Roth 401K coming in 2006

Early indications suggest that plan sponsors are indeed interested in adding a Roth 401(k) option to their traditional 401(k) plan.

"From a selling standpoint, this is what is new and fresh coming up next year," Mr. Graff said. "Ultimately, the decision makers and plan sponsors are going to really want this, so you've got to be prepared to sell it."

Unlike a traditional 401(k), which is funded with pretax dollars, the Roth 401(k) will be funded with after-tax dollars from the employee only. Like a Roth individual retirement account, the gains are tax free, whereas the gains in a traditional 401(k) are taxed as ordinary income.
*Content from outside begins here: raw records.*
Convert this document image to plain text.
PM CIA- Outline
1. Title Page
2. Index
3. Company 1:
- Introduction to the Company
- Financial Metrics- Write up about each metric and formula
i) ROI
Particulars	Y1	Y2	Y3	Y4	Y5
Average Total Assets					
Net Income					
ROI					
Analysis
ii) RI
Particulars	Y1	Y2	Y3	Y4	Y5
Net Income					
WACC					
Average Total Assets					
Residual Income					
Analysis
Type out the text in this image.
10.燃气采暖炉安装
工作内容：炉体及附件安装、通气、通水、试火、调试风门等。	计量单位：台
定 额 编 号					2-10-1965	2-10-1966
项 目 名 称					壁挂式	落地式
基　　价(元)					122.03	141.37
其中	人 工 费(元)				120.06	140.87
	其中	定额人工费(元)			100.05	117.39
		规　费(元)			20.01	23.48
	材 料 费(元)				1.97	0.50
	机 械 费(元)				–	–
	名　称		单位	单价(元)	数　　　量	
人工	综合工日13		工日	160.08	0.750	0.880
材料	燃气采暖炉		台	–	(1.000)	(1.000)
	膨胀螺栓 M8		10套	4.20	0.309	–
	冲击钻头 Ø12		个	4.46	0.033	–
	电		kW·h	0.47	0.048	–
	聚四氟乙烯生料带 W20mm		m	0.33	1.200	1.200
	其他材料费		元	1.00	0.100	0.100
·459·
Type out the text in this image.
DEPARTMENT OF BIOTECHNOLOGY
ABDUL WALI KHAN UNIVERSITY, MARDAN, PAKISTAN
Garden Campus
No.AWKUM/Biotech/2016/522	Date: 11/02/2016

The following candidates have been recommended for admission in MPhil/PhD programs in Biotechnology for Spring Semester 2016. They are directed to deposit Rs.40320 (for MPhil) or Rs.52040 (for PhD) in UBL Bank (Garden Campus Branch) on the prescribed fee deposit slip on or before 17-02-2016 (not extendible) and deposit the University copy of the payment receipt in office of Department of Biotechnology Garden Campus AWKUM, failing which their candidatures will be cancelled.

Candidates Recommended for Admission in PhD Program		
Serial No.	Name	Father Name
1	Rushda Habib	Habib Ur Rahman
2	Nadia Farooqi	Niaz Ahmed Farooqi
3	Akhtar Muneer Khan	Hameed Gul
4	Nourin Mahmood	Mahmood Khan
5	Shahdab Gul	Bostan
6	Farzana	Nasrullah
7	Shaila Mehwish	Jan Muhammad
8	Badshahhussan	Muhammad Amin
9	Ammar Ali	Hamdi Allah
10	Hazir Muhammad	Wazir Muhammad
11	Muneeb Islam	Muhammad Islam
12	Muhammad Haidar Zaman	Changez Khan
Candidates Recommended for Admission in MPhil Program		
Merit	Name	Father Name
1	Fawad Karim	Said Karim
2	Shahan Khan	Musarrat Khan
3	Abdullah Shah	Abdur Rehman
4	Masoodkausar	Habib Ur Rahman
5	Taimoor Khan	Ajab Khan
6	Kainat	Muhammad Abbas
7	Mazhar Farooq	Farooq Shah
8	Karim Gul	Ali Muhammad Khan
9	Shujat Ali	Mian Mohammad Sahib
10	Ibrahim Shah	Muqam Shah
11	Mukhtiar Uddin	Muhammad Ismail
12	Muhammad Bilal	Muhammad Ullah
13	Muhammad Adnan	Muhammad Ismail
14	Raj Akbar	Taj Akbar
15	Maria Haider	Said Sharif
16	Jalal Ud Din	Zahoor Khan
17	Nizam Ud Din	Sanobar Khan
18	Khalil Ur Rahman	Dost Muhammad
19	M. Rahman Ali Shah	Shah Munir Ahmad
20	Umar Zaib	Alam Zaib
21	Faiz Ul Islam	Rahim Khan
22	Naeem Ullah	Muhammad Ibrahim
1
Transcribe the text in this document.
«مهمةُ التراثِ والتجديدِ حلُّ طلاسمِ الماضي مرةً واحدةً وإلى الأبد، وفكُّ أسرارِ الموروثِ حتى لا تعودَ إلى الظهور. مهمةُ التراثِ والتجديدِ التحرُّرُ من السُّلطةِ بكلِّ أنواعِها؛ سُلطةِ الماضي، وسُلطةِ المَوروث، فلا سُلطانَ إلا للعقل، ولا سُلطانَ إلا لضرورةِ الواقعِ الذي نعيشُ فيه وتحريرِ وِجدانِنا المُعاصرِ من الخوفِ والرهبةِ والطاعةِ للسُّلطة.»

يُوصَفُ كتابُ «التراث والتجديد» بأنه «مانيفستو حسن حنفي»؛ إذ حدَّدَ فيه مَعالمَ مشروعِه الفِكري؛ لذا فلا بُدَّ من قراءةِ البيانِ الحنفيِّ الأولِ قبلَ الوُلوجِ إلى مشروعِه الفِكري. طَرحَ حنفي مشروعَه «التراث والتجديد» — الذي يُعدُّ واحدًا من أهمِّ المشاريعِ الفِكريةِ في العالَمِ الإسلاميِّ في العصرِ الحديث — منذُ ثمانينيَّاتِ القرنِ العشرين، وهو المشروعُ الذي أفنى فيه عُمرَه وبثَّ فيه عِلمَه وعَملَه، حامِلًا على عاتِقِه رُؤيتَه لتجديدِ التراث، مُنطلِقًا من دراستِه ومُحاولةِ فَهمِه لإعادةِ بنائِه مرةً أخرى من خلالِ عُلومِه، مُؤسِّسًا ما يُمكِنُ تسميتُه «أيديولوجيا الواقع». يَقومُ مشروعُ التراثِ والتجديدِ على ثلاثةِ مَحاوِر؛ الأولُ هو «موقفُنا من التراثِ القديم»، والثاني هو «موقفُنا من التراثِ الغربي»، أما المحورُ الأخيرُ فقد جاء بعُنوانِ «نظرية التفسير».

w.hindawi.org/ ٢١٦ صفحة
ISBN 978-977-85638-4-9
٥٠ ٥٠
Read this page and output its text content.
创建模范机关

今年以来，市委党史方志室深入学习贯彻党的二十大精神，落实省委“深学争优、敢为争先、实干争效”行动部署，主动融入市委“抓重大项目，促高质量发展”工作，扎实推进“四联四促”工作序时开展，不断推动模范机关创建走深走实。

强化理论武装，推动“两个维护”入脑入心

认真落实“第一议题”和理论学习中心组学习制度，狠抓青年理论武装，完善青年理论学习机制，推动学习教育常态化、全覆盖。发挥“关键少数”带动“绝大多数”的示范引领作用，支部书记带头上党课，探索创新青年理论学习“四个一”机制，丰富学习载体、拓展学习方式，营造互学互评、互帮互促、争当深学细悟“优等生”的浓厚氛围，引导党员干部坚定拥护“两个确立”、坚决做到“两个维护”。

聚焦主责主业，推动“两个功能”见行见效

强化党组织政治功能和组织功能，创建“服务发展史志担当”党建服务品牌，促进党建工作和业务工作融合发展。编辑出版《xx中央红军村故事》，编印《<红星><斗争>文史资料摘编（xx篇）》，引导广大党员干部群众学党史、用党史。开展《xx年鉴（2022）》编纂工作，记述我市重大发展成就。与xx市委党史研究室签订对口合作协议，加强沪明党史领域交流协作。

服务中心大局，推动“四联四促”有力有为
As evidence of the anticipated demand, Marcy Supovitz, principal with Boulay Donnelly & Supovitz Consulting Group Inc. of Worcester, Mass., cited during the presentation a survey of large employers last year by Hewitt Associates LLC of Lincolnshire, Ill. More than one in three employers, or 35%, said they may add a Roth 401(k) account to their defined contribution plan next year, the survey found.

Ms. Supovitz was "very surprised" that the percentage was so high, considering that at the end of last year, many employers probably hadn't fully explored the option.

Because the Internal Revenue Service this month released the proposed rules governing the Roth 401(k), Ms. Supovitz - who joined Mr. Graff on the panel - said she thinks "we are going to see that percentage increase quite a bit."

The Roth 401(k), she noted in her talk, benefits especially higher-income earners who may exceed the income limits to invest in a Roth IRA. In particular, Ms. Supovitz thinks the Roth 401(k) will be popular for sole proprietors with an individual 401(k) plan, otherwise known as the solo 401(k).